Editor's Note: This is part of an excerpted series of a Yale Environment 360 interview by Richard Schiffman, with Tim Flannery, an Australian scientist and author. He discusses how “third way technologies,” that mimic the earth’s natural carbon-removing processes could provide a critical tool for slowing climate change.
e360: Olivine is one of the most common rocks in the Earth’s crust with the ability to chemically bind with CO2 in the atmosphere. How could this be used?
Flannery: There is a roofing company in the Netherlands that makes a paint with an olivine based rock that takes C02 out of the atmosphere directly into your roof. There are also people who are using crushed olivine as a soil amendment, absorbing C02 as the rocks decay. There are proposals to create beach sand from olivine. There are other proposals to use olivine to treat the exhaust from shipping, then put it in the sea to help take C02 out of the waters, in a similar way that seaweed farming does.
Fuels, Carbon nanofibers, & plastics
e360: You report in your new book that fuels, carbon nanofibers, and certain types of plastics can be made directly from C02 in the atmosphere. But these are futuristic possibilities. Won’t it take a long time to get these technologies up and running at scale?
Flannery: It’s still at an early stage, but all indications are that the plastic industry is set to be transformed by these technologies as we move away from fossil fuels. And the carbon fiber possibilities are just astonishing. If you want a very light, very strong material, carbon fiber is what you use. At the moment it is very expensive to manufacture. But just a month ago a major breakthrough was announced by a company that devised a way of manufacturing carbon nanofibers directly out of C02 in the atmosphere at one tenth of the production cost of other methods. As carbon nanofibers become cheaper to manufacture, they will start competing directly with steel and aluminum, both of which are very energy intensive and produce
lots of emissions.
e360: There are already ways to take C02 directly out of the atmosphere or out of the exhaust stream from power plants. But the problem is where to safely store the captured greenhouse gas.
Flannery: Previously, carbon capture and storage was conceived of as something that you would apply to the end of a coal powered power plant, capture the C02, and store it in bedrock somewhere near that plant. But if you put C02 under the ground, the C02 remains buoyant, the stuff is always trying to escape, to go upwards because it is a gas. In the oceans, however, things are quite different. Water pressure at two or three kilometers depth is sufficient that C02 remains stable. And if you try to bury it even in shallow marine sediments it becomes a solid on its own.

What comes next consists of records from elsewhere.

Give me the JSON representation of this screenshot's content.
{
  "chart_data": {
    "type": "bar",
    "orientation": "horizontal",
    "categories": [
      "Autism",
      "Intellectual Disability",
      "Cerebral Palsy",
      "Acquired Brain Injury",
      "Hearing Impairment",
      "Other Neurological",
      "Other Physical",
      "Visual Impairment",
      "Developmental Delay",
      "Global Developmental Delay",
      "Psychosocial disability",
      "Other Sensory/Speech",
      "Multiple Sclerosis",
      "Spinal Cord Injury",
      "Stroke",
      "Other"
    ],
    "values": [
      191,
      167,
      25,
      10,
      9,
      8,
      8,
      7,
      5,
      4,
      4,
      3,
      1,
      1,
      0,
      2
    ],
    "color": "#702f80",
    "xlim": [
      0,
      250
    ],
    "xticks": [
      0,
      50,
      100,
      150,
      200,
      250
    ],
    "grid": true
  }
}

When you think about it, the ocean floor is where most of that excess C02 is destined to reside, or most of it anyway over geological time. The C02 is absorbed into the oceans, it is turned into a carbonate on the bottom of the sea as limestone or whatever. So the idea that we should pump C02 into deep ocean sediments at 2 or 3 kilometers is really mimicking what happens over the longer term anyway and it provides a stable environment for carbon to be stored.
e360: One of the most surprising ideas in your book is the proposal to create C02 snow in Antarctica. Could you talk about this?
Flannery: C02 falls out of the atmosphere as snow at -75 degrees Celsius, and sometimes it reaches -90 degrees Celsius over the Antarctic icecap. So C02 is already falling as snow out of the air at times in Antarctica. The thing is it doesn’t get buried or stored anywhere. As temperatures warm, it sublimates and goes back into the air. So the proposal for the Antarctic is that you would build some big chiller boxes, say 100 yards cubed, you would power them using wind energy, which is already being used by the research stations in Antarctica for their electricity generation. You need about half the installed wind power that Germany presently has to run these chiller boxes to capture a gigaton of C02 in the form of snow. So the idea is that you would put the chiller box out, you’d cool the air a few tens of degrees, the C02 would fall out as snow, you would bury it under ice and it would stay there. That is a very exciting option.